The hepatitis C virus belongs to the genus Hepacivirus, a member of the family Flaviviridae. Before 2011, it was considered to be the only member of this genus. However a member of this genus has been discovered in dogs: canine hepacivirus. There is also at least one virus in this genus that infects horses. Several additional viruses in the genus have been described in bats and rodents.
Structure of Hepatitis C Virus
The hepatitis C virus particle consists of a lipid membraneenvelope that is 55 to 65 nm in diameter. Two viral envelope glycoproteins, E1 and E2, are embedded in the lipid envelope. They take part in viral attachment and entry into the cell. Within the envelope is an icosahedral core that is 33 to 40 nm in diameter. Inside the core is the RNA material of the virus.
E1 and E2 are covalently bonded when embedded in the envelope of HCV and are stabilized by disulfide bonds. E2 is globular and seems to protrude 6 nm out from the envelope membrane according to electron microscope images.

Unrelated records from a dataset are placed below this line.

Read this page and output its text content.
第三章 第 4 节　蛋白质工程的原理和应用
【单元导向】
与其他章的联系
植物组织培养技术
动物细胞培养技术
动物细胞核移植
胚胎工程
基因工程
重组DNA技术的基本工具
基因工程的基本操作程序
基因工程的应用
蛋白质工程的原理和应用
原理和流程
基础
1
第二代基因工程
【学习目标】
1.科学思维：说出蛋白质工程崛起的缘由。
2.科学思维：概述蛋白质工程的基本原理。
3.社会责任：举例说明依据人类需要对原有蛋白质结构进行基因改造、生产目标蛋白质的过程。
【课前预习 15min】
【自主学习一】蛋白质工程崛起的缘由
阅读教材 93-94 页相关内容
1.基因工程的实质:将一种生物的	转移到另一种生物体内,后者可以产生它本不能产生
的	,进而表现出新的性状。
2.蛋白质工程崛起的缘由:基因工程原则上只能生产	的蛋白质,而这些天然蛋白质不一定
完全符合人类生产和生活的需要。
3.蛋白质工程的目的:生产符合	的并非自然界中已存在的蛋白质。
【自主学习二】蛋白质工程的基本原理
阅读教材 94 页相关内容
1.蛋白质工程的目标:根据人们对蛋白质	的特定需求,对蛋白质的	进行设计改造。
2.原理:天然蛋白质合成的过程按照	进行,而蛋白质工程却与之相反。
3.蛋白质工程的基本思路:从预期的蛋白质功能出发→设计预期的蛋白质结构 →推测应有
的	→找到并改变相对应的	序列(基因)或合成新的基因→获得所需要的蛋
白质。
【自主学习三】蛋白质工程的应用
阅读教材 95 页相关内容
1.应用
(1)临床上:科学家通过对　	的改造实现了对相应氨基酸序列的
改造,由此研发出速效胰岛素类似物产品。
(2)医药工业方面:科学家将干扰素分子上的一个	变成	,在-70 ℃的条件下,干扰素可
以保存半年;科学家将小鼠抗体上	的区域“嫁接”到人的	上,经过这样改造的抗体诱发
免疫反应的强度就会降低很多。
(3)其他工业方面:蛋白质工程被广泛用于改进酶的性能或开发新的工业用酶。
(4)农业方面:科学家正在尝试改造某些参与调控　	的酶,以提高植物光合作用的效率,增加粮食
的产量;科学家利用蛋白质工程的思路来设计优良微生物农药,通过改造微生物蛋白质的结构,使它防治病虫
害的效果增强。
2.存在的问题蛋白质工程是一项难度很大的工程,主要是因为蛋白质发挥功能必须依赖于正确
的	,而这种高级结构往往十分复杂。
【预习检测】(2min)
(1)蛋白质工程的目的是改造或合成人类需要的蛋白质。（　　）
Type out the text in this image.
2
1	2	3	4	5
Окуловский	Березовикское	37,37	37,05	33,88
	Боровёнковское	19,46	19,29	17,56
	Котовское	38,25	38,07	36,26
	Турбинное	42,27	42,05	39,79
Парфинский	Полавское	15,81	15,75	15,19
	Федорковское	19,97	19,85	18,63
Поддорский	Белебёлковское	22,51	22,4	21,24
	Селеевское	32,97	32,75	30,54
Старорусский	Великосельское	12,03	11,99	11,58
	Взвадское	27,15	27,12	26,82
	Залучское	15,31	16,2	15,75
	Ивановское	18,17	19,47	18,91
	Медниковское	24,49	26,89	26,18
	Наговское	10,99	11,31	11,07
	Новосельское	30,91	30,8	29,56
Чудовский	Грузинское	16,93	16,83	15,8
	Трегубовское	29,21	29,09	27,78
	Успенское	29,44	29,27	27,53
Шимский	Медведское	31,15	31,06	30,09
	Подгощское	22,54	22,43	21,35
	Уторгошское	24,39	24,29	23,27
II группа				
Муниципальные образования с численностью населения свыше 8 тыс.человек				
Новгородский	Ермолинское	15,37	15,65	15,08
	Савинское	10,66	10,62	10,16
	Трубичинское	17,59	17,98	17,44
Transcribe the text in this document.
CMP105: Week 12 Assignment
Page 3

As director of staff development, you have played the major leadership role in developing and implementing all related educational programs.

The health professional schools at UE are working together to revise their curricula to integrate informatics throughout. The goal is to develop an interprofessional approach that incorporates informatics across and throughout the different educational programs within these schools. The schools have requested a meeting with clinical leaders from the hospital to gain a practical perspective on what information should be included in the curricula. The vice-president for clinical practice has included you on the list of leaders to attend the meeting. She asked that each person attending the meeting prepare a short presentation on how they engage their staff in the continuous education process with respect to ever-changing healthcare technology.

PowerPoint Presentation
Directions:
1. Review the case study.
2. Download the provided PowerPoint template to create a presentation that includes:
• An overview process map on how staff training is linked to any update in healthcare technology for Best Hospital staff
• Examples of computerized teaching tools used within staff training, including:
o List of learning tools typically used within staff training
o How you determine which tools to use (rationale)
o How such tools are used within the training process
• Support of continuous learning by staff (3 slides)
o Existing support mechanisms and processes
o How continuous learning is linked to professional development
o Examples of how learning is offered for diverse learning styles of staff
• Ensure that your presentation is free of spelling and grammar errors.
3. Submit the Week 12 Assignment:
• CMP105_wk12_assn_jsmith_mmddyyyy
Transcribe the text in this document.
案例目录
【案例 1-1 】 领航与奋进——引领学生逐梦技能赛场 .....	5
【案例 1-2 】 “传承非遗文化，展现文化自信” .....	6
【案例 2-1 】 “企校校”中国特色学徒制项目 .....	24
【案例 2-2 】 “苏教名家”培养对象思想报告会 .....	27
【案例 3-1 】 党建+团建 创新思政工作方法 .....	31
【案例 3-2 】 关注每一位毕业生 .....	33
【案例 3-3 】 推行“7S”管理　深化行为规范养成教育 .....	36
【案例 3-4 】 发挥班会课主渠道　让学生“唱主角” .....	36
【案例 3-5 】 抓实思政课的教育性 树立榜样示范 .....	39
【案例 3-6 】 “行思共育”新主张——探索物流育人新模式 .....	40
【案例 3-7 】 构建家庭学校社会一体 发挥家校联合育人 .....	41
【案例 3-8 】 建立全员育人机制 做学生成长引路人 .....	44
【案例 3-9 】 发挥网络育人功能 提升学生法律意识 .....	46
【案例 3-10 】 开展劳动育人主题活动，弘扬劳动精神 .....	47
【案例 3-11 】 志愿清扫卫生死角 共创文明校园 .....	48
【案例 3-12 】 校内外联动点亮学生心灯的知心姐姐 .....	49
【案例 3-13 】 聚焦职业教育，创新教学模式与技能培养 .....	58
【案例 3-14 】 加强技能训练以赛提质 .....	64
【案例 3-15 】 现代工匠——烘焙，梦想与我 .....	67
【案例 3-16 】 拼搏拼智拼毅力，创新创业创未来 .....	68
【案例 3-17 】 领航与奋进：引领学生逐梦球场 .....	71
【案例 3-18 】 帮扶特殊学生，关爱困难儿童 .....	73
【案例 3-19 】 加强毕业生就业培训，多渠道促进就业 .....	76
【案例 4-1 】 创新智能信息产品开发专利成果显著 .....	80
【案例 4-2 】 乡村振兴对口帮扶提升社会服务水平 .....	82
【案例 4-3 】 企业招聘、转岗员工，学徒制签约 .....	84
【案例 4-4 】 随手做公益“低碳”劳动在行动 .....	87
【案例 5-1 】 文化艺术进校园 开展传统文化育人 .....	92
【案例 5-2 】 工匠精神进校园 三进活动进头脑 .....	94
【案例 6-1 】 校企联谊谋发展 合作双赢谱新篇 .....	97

These glycoproteins play an important role in the interactions hepatitis C has with the immune system. A hypervariable region, the hypervariable region 1 (HVR1) can be found on the E2 glycoprotein. HVR1 is flexible and quite accessible to surrounding molecules. HVR1 helps E2 shield the virus from the immune system. It prevents CD81 from latching onto its respective receptor on the virus. In addition, E2 can shield E1 from the immune system. Although HVR1 is quite variable in amino acid sequence, this region has similar chemical, physical, and conformational characteristics across many E2 glycoproteins.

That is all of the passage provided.